A Conferência do Clima realizada em Belém representou um momento importante para o debate climático global, mas também deixou questões pendentes. A análise é da professora, Lise Tupiassu, pós-doutora em financiamento climático e pró-reitora de Relações Internacionais da Universidade Federal do Pará (UFPA). Presente na Blue Zone diariamente, ela pôde observar de perto as negociações das últimas duas semanas e destaca um balanço que mistura os avanços e as frustrações resultantes desta COP.
Para a docente, um dos pontos positivos foi a reafirmação do multilateralismo, em um contexto internacional marcado por tensões políticas. “Tivemos 195 países participando e 29 textos aprovados por consenso. Isso mostra que, apesar das divergências, há um esforço coletivo para manter a cooperação climática”, aponta.
O chamado Pacote de Belém consolidou decisões sem retroceder em compromissos assumidos em COPs anteriores, o que também é visto como um indicativo de continuidade. Entretanto Tupiassu observa que o consenso teve um custo: muitos países abriram mão de posições mais ambiciosas para garantir acordos mínimos.
Financiamento – Entre os resultados considerados inovadores, está o Fundo de Florestas Tropicais para Sempre (sigla em inglês TFF), proposto pelo Brasil, que cria um mecanismo permanente de remuneração para países que mantêm florestas em pé.
Outro avanço foi a decisão de triplicar o financiamento para adaptação até 2035 e estabelecer metas de mobilização de US$ 1,3 trilhão por ano. Para a especialista, essa sinalização pressiona os países a acelerar planos de adaptação e mitigação ainda a partir deste ano. Mesmo assim, ela lembra que existe incerteza sobre como esses recursos serão obtidos e se, de fato, chegarão às populações mais vulneráveis.
“A ambição financeira aumentou, mas a efetividade ainda depende de compromissos concretos, especialmente dos países historicamente mais emissores”, pondera.
Inclusão social – A COP também trouxe conquistas simbólicas e institucionais na área social. Outro avanço destacado foi a criação do Mecanismo de Transição Justa, que fortalece cooperação internacional e reconhece que enfrentar a crise climática exige integrar justiça social às metas ambientais. Pela primeira vez, documentos da COP mencionam explicitamente povos indígenas, afrodescendentes, mulheres e lideranças tradicionais, tanto no papel de guardiões da floresta quanto como agentes na inovação tecnológica.
A conferência também lançou um Plano de Ação de Gênero para os próximos 10 anos, abordando financiamento sensível ao gênero e o fortalecimento da liderança de mulheres indígenas e negras em processos climáticos.
Dois temas considerados centrais, entretanto, ficaram de fora das decisões finais: roadmap para o afastamento dos combustíveis fósseis e o plano global para combate ao desmatamento. A ausência desses documentos foi apontada por diversos países e organizações como um dos pontos mais frágeis da COP.

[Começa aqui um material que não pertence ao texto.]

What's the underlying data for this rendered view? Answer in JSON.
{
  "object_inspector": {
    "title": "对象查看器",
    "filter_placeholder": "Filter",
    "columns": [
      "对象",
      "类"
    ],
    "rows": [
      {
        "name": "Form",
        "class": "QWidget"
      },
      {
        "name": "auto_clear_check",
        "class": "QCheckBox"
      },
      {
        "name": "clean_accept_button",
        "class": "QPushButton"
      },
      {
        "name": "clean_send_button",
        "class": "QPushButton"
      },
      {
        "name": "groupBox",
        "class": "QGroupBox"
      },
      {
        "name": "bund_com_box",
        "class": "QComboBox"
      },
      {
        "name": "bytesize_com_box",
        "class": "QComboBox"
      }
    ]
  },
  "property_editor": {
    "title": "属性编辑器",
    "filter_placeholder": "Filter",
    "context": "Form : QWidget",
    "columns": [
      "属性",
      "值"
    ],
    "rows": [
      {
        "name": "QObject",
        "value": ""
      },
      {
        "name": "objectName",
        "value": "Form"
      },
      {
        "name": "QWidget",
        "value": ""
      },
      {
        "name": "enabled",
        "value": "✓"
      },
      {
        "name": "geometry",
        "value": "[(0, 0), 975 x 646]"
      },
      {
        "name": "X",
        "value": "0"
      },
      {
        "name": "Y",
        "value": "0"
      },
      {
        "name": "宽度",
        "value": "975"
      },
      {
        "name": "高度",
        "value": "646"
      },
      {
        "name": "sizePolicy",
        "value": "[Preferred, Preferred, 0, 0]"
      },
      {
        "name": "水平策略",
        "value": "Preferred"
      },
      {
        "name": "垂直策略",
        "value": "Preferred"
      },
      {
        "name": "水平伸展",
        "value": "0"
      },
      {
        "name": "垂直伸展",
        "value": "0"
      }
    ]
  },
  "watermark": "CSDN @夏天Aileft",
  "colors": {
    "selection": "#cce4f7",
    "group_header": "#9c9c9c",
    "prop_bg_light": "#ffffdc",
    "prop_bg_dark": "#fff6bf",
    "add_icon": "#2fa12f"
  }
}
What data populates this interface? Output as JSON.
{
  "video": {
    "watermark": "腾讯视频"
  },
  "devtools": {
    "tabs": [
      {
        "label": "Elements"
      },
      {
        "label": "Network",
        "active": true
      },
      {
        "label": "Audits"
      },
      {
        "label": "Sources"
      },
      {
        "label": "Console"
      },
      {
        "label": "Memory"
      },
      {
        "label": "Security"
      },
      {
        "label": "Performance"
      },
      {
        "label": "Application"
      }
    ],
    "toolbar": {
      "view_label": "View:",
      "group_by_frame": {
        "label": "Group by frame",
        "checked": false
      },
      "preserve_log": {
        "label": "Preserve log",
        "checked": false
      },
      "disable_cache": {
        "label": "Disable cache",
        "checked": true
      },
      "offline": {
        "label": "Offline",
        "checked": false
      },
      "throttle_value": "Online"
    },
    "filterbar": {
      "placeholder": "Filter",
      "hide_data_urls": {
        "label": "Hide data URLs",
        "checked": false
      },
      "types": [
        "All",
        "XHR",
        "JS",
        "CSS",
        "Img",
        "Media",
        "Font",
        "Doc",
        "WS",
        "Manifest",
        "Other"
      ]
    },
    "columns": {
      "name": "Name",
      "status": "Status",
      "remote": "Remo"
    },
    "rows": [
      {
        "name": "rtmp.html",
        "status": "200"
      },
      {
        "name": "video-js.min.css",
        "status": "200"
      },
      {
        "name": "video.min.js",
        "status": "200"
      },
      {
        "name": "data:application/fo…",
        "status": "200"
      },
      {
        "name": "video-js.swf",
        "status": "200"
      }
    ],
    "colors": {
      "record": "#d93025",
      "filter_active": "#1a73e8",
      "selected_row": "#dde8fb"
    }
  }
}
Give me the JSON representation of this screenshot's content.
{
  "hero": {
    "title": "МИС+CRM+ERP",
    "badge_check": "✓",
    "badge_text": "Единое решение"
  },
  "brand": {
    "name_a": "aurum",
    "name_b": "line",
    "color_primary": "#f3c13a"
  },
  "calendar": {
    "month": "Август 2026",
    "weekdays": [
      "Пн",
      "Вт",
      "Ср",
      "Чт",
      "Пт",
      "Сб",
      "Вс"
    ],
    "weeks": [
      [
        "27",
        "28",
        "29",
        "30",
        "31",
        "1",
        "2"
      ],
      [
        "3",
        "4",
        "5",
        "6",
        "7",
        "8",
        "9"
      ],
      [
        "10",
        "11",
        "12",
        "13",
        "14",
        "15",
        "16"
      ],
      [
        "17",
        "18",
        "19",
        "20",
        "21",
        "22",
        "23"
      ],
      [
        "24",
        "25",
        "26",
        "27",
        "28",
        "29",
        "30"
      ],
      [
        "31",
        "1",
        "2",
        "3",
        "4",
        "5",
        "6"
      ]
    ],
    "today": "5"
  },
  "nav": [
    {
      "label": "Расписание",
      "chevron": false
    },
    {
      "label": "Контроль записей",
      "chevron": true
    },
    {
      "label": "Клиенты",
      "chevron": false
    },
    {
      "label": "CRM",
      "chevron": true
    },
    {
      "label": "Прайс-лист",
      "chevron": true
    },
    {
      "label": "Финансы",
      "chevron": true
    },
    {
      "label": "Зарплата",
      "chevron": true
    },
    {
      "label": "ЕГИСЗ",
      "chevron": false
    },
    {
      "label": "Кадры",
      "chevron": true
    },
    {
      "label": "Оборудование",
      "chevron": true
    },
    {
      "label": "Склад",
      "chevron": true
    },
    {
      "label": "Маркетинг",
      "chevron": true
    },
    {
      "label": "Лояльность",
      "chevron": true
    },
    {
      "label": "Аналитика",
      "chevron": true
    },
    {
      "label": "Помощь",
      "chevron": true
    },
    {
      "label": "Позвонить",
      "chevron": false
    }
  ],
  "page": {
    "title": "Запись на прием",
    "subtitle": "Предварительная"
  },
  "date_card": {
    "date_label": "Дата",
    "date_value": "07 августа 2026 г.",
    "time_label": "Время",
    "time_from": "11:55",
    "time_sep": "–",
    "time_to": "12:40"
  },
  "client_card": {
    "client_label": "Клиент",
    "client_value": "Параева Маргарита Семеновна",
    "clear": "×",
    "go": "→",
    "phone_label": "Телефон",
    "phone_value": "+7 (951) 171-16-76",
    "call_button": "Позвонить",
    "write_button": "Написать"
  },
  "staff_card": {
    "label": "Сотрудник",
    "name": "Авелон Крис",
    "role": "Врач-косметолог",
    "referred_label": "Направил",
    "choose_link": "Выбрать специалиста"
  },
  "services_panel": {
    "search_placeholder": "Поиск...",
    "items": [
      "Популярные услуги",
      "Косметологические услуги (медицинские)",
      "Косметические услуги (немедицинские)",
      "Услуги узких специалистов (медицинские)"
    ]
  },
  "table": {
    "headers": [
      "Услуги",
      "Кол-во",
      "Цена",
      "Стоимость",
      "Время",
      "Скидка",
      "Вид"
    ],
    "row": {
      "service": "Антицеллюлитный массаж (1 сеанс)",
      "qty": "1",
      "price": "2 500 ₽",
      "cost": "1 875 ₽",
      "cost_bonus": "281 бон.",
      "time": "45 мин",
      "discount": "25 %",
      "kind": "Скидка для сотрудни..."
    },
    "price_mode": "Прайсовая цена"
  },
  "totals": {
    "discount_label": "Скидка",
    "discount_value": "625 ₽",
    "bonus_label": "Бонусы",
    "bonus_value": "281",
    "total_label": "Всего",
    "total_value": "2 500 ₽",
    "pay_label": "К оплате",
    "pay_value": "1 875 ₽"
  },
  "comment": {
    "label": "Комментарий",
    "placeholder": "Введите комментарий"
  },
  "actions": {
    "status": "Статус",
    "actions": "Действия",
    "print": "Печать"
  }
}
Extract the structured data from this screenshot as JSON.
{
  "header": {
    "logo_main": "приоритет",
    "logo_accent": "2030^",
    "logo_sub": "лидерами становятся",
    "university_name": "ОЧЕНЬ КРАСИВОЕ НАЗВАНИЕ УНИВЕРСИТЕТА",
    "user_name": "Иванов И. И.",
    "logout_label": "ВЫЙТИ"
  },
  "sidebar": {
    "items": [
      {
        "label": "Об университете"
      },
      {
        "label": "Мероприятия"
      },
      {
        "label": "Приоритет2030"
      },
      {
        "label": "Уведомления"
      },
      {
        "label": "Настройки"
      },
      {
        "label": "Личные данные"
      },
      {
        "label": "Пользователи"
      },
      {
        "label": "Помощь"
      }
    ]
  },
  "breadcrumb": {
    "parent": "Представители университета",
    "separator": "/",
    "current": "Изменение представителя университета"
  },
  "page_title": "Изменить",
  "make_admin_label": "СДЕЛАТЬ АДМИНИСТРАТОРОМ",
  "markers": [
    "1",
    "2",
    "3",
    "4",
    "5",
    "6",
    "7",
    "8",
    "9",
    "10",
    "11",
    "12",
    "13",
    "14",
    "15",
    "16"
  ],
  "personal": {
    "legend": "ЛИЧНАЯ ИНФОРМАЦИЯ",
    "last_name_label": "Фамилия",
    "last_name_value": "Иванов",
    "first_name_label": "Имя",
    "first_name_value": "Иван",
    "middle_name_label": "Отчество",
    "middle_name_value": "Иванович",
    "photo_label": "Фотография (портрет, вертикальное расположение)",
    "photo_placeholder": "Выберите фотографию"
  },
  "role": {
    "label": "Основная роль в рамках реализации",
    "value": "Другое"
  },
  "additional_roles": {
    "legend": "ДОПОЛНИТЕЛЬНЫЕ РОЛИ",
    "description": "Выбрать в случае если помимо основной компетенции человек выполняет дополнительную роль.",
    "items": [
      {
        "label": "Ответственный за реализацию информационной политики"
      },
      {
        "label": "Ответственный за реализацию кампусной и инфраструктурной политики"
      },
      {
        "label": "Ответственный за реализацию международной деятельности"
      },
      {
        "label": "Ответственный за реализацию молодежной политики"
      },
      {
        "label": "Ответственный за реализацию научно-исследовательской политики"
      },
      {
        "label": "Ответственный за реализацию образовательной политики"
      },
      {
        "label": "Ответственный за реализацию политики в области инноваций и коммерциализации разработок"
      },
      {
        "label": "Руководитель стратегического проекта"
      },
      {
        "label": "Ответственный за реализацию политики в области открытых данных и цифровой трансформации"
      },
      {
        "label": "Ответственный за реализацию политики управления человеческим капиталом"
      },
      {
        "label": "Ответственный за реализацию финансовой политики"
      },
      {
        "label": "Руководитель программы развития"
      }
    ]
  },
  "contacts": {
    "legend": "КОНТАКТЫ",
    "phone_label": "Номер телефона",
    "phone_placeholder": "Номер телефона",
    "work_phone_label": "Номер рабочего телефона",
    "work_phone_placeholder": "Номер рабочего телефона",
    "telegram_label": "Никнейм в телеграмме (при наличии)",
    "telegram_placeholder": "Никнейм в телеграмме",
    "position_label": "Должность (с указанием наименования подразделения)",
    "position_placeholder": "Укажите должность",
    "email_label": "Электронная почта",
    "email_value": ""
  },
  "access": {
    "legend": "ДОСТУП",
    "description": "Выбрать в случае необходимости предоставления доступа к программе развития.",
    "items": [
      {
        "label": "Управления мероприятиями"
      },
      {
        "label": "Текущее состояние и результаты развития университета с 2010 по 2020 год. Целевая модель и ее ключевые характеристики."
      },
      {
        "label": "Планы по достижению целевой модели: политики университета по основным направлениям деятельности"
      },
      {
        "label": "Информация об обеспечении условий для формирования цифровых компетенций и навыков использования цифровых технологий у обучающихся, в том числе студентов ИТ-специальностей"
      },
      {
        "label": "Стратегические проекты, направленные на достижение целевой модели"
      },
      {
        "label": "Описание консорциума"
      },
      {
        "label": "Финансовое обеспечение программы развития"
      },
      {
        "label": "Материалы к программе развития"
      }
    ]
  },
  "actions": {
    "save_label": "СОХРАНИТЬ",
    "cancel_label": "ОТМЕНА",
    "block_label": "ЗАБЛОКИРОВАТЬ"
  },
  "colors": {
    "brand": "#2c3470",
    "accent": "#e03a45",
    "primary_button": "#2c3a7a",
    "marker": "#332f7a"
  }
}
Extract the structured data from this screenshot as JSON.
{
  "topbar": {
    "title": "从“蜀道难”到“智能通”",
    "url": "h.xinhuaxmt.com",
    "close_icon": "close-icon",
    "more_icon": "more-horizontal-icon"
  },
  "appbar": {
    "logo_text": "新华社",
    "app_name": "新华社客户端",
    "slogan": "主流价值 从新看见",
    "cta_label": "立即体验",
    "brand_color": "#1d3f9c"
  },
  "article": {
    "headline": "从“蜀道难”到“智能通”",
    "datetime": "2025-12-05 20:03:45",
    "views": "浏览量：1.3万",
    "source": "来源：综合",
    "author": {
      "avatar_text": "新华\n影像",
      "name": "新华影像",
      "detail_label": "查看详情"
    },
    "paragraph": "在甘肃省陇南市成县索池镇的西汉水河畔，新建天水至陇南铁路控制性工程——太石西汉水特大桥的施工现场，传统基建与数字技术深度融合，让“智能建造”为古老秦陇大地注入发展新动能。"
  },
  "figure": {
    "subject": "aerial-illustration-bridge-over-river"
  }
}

Para a professora, o resultado limita a clareza sobre como o mundo pretende reduzir emissões e proteger florestas na escala necessária. Ela lembra, contudo, que o Brasil pretende retomar essas discussões no próximo ano, já que permanecerá na presidência da COP durante parte do ciclo seguinte. Ainda assim, o recuo no texto final “deixou uma sensação de oportunidade perdida”, confessa Tupiassu.
Ciência amazônica – A professora aponta que várias áreas da ciência na Amazônia serão mais demandadas, como monitoramento por satélites e IA, estudos de biodiversidade, bioeconomia, saúde pública, governança territorial e avaliação de fundos climáticos. Mas reforça que há uma lacuna estrutural: “Para que essas áreas respondam às demandas globais, é preciso investimentos continuados e reconhecimento da ciência produzida na região.”
Para Lise, a universidade é essencial para implementar e monitorar as decisões da COP, por formar especialistas, produzir pesquisas independentes e atuar como observadora crítica. “A universidade tem legitimidade para avaliar se o que foi prometido está sendo cumprido. E também para tensionar o debate quando metas importantes não avançam”, destaca. A COP foi um ponto de partida. O que vem agora depende de como sociedade, governos e instituições vão trabalhar para transformar acordos em realidade”, concluiu.